Control What You Can: Fitness, Training, and Mindset
Train, prepare, and hope that common sense policies return.
As cops you go out and are tasked with enforcing the law. You’re supposed to be trained, prepared, and then sent out into the world to protect the public. Or serve the public…I am still not sure yet.
Either way the public is your customer, and I would argue the vast majority of cops sign up to protect good people. No matter what they look like, or where they live, or what language they speak…you go into the neighborhoods that most people only know exist from the news or movies. You do your best to navigate the dysfunction.
The patrol cop cannot control what laws are prosecuted. Patrol cops can’t control new use of force policies. Patrol cops can’t control how their job is covered by journalists. You are in the fish bowl, everyone is watching, and I don’t think that is necessarily a bad thing. All power structures in society need to be checked, monitored, and constantly refined and reformed.

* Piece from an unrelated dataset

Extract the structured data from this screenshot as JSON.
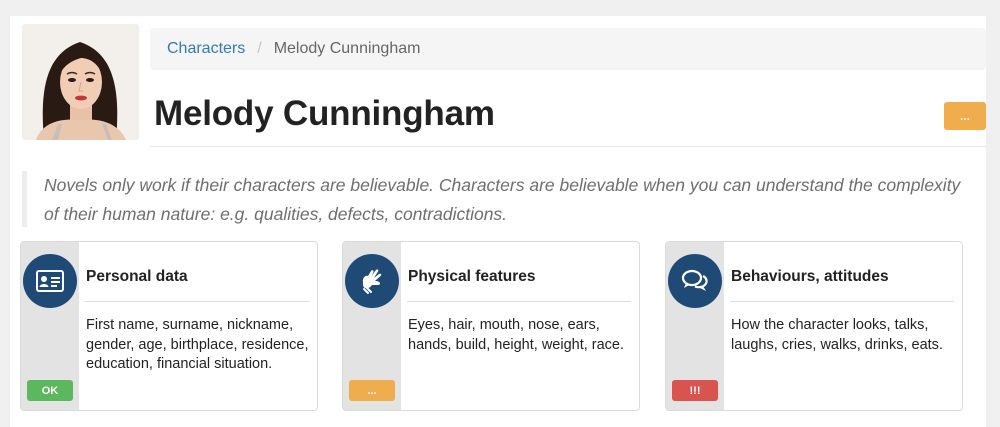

I know some departments and officers are constantly improving. Maybe you went from a driver side approach to a passenger side on a traffic stop due to some lessons learned. Or you signed up for BJJ classes because you got into a fight and realized that practicing body control might end a fight early. Both with less injuries for you and the suspect. Or that old school method of just writing everyone tickets probably wasn’t the best way to gain trust in certain neighborhoods. Maybe you learned giving people a break over time created opportunities for you to be given a hint for where the truly violent criminals are. You are only as good as your best informant.
I write all of this because your personal fitness and training is somewhat controllable. Yes, I know your department still has to provide training to hit the magical number of hours to keep you current. Nevertheless, there are almost 9,000 hours in a year. The minimum hours in some states are shockingly low. There is a lot of white space for you to train.

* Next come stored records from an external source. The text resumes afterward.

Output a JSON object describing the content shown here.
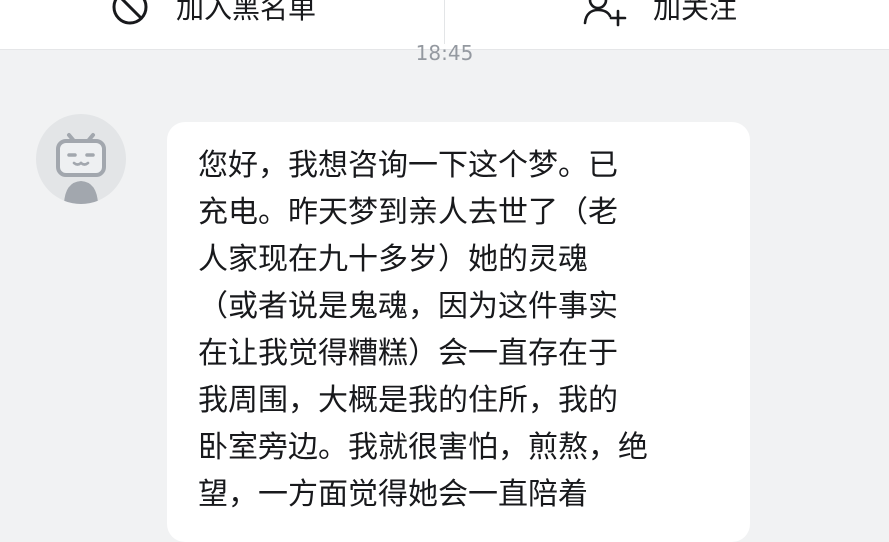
{
  "header": {
    "block_label": "加入黑名单",
    "block_icon": "block-icon",
    "follow_label": "加关注",
    "follow_icon": "add-user-icon"
  },
  "chat": {
    "timestamp": "18:45",
    "messages": [
      {
        "sender": "other",
        "avatar_icon": "bilibili-tv-mascot-icon",
        "text": "您好，我想咨询一下这个梦。已\n充电。昨天梦到亲人去世了（老\n人家现在九十多岁）她的灵魂\n（或者说是鬼魂，因为这件事实\n在让我觉得糟糕）会一直存在于\n我周围，大概是我的住所，我的\n卧室旁边。我就很害怕，煎熬，绝\n望，一方面觉得她会一直陪着"
      }
    ]
  },
  "colors": {
    "background": "#f1f2f3",
    "bubble": "#ffffff",
    "text": "#18191c",
    "muted": "#9499a0",
    "avatar_bg": "#e3e5e7",
    "mascot": "#a2a7ae"
  }
}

I recommend filling that space with almost daily strength and conditioning, just 20-30 minutes. Then maybe pick one task you want to drill. Some days maybe a few minutes of dry fire practice, other days maybe you read up on new case law. You don’t have a normal job. Your job is a lifestyle.
Why am I hitting this today? I can only imagine if you are a cop in certain major metropolitan areas you are burnt out, frustrated, and maybe demoralized. The reason being is because a lot of the frustrations you are feeling are completely out of your control. Control what you can. You never know when you are going to be tested.
You can’t control if someone who murdered their grandmother and stabbed someone with a screw driver is still out walking around the street, later randomly attacking a stranger.
You have no control if a man with 20 arrests and 3 felony convictions was out walking around before randomly attacking two different people with a knife (New York Post 2022).
You can’t control if another individual with several prior arrests, one being a robbery, is out walking around and attacks a woman with a hammer, stealing her valuables.
You also can’t control if in broad daylight a man attacks an FDNY EMS worker and stabs her over 20 times, with her later succumbing to her wounds. Lt. Alison Russo-Elling was 61 years old. Her resume includes responding to the September 11th attacks (New York Post 2022). Pray for her family. The criminal history of the individual has not been released yet, but if I had to guess it will be similar to the others.
It might look like I am picking on NYC. I am not. The city recently has just been in the news, probably because NYC is the largest city in the US. It is also because these attacks have been unfortunately regularly occurring across the country. These are not unique to NYC. However, policy in this city does seem to set the tone for the rest of the country.
For whatever reason, people emotionally process violence in high crime areas much easier. Read a headline where almost 60 individuals are shot in a night in Chicago and people barely flinch. They just see it as a fixture in those communities. Unless of course it spills into their neighborhood, then the outrage is there. I know you see it, and I know it wears on you. To this day even after two combat rotations to Afghanistan I’ve still treated more gun shot wounds on young African Americans, and saw too many dead bodies before even heading overseas as a prior cop. I feel your frustration.
Attacks like these, where someone who is probably mentally ill, drug addicted, or both…attacks a total stranger without provocation…is just terrifying. For the people who actually live in these conditions I truly feel for them. They must have a constant cloud of anxiety in their lives. How do you take the subway to work right now without these attacks at least in the back of your mind?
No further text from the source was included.